A sei mesi dalla costituzione e della operatività del Tavolo regionale per l’attività di consulenza sul credito alle Imprese è già possibile fare un primo bilancio di uno strumento che si pone l’obbiettivo di mettere in condizione le strutture della Cia di fornire un servizio di consulenza specialistica e mirato ad individuare i punti di debolezza e gli squilibri finanziari ed economici dell’impresa che possono incidere negativamente sul rating, indicando i punti di forza su cui agire e delineando le soluzioni più idonee da intraprendere.

“L’attività – spiega il vice direttore regionale della Cia, Manuel Quattrini – si traduce nella possibilità di fornire una specifica consulenza che sulla base dei criteri economici individua le aree critiche su cui intervenire ed i correttivi da intraprendere per migliorare la situazione finanziaria. La consulenza è volta a supportare l’impresa nella pianificazione, nel monitoraggio e nella risoluzione delle problematiche evidenziate, con l’obiettivo di incrementare la possibilità di accesso al credito e di ridurre il costo del denaro in un’ottica di consolidamento e di sviluppo dell’azienda. Si cerca di valutare e analizzare tutti gli elementi che compongono gli eventuali progetti imprenditoriali – aggiunge -, per pianificare i vari step, individuare eventuali punti critici e valutarne le possibili ricadute e i possibili correttivi”.

Il vice direttore di Cia Emilia Romagna,
Manuel Quattrini, traccia un primo bilancio a sei mesi dalla sua costituzione

Il servizio prende in esame anche i nuovi programmi di investimento pensati e proposti dall’imprenditore, analizza le dinamiche di sviluppo dell’attività oltre che valutare la copertura finanziaria necessaria per una iniziativa. Inoltre, Cia dà assistenza alle richieste di finanziamenti esterni e aiuta ad individuare le forme tecniche di finanziamento più adeguate alle esigenze aziendali.

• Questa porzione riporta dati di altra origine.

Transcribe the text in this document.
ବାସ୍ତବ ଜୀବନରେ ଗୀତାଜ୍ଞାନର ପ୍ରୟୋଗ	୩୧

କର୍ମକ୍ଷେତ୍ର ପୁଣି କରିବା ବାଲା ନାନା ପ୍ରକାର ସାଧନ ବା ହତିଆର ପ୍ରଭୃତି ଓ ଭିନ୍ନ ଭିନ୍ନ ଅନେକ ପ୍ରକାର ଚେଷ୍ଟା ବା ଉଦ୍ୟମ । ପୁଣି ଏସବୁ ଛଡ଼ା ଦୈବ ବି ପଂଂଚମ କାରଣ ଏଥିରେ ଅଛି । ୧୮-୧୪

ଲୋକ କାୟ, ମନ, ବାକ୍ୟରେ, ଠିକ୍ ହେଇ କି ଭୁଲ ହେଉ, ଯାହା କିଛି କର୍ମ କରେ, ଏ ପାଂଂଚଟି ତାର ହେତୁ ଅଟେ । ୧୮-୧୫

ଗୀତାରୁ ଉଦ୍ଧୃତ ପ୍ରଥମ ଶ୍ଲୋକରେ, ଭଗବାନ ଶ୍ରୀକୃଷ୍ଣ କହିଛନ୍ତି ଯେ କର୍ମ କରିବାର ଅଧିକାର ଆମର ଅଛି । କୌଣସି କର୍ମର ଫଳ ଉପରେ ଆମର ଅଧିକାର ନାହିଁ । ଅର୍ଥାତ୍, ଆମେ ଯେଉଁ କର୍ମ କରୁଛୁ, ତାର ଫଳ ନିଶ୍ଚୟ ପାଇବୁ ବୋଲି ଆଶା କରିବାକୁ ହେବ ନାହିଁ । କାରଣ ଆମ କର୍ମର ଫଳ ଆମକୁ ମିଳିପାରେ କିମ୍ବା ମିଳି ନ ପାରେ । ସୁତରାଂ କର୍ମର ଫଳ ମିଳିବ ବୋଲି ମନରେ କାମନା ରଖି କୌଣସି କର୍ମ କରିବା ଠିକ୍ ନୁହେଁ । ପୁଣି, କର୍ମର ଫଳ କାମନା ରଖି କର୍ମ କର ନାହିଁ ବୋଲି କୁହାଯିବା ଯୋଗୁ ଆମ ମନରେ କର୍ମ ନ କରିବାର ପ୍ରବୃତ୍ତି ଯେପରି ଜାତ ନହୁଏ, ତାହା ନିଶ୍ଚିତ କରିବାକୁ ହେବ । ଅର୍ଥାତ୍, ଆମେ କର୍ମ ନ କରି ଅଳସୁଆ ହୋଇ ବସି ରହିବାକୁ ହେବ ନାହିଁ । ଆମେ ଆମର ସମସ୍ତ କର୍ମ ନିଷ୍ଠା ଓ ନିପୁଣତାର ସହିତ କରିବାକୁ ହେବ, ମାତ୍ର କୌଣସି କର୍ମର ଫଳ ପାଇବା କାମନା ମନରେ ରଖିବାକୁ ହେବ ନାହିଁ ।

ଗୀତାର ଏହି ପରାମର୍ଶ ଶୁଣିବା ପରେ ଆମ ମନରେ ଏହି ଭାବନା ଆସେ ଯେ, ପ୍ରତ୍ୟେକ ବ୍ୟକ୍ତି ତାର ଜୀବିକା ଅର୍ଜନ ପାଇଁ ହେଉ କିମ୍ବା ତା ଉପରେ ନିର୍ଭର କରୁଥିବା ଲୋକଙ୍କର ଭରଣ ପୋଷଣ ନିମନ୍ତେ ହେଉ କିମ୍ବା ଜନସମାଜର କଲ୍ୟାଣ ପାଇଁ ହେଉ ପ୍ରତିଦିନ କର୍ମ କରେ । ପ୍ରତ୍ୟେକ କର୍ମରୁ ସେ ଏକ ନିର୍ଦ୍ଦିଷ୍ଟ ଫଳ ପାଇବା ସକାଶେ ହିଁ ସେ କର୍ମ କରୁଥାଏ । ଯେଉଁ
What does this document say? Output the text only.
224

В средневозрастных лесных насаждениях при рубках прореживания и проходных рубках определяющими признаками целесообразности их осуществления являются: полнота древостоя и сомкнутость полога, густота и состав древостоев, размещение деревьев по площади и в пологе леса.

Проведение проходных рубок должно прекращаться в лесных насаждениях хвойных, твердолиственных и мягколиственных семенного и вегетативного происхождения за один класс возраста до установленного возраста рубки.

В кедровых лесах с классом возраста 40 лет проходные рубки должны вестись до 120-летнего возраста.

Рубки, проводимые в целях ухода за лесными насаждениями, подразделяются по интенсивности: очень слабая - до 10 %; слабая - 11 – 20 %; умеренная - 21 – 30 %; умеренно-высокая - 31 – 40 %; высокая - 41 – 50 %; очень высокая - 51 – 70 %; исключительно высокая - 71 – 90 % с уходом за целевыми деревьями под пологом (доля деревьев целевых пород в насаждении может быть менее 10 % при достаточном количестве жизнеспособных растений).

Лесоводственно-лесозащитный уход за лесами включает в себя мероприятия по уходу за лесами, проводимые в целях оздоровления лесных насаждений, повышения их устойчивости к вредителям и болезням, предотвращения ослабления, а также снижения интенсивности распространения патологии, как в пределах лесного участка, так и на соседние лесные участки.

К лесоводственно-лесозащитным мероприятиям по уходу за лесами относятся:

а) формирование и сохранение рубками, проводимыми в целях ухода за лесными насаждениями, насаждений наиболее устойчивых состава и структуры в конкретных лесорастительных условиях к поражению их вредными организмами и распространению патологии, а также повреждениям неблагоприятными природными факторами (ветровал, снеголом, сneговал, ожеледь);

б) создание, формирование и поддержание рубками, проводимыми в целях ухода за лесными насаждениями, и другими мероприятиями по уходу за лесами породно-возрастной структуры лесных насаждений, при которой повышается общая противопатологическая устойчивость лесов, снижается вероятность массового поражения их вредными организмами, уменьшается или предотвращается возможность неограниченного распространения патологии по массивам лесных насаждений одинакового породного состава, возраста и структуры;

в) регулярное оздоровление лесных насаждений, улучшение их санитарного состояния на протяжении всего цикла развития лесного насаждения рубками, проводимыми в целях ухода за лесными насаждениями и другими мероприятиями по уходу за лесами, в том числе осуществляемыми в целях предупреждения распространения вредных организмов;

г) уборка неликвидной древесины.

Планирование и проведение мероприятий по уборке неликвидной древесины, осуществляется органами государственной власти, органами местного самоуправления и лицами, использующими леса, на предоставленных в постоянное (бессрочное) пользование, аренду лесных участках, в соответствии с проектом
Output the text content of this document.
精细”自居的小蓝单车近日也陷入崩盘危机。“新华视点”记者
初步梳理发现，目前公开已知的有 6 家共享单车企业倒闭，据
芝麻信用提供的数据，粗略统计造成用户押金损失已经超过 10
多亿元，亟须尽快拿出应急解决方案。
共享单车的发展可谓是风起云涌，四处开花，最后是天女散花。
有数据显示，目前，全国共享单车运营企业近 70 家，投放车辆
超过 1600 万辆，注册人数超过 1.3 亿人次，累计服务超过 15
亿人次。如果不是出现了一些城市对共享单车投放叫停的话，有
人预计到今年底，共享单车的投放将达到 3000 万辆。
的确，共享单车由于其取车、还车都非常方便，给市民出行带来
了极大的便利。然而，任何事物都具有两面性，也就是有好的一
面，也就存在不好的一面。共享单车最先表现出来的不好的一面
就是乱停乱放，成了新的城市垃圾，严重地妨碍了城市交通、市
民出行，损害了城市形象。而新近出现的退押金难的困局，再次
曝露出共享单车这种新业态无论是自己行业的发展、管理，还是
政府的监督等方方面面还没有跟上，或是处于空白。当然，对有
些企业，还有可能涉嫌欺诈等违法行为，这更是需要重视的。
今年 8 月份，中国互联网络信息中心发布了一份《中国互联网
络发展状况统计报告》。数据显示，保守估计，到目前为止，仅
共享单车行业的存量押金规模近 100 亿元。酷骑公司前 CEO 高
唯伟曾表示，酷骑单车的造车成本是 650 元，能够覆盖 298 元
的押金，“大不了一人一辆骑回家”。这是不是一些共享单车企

“La nostra consulenza finanziaria comprende la gestione dei rapporti con gli istituti di credito nonché la ricerca di strumenti finanziari, cercando la soluzione migliore sul mercato, in base ai fabbisogni aziendali- spiega ancora Quattrini -. In questi mesi abbiamo, infatti, incontrato i vertici di tutti i principali gruppi bancari dell’Emilia Romagna allo scopo di rafforzare e intensificare i rapporti di collaborazione creando sinergie con le stesse”.

Il gruppo di lavoro, coordinato da Luigi Cerone, ha anche intrapreso un percorso di maggior dialogo e collaborazione con i consorzi fidi regionali che Cia ritiene essere uno strumento molto importante per il comparto agricolo.
“Ci siamo attivati – precisa Cerone – per fornire servizi mirati in periodo di pandemia utilizzando i vari decreti emergenziali che lo Stato ha emanato come il Decreto liquidità, oltre a riattivare i canali con Ismea, seppur non semplici, in materia di garanzie e particolari agevolazioni come, ad esempio, la cambiale agraria a tasso zero”.

Il Tavolo, infine, ha avviato percorsi formativi per gli operatori che operano su tutto il territorio regionale.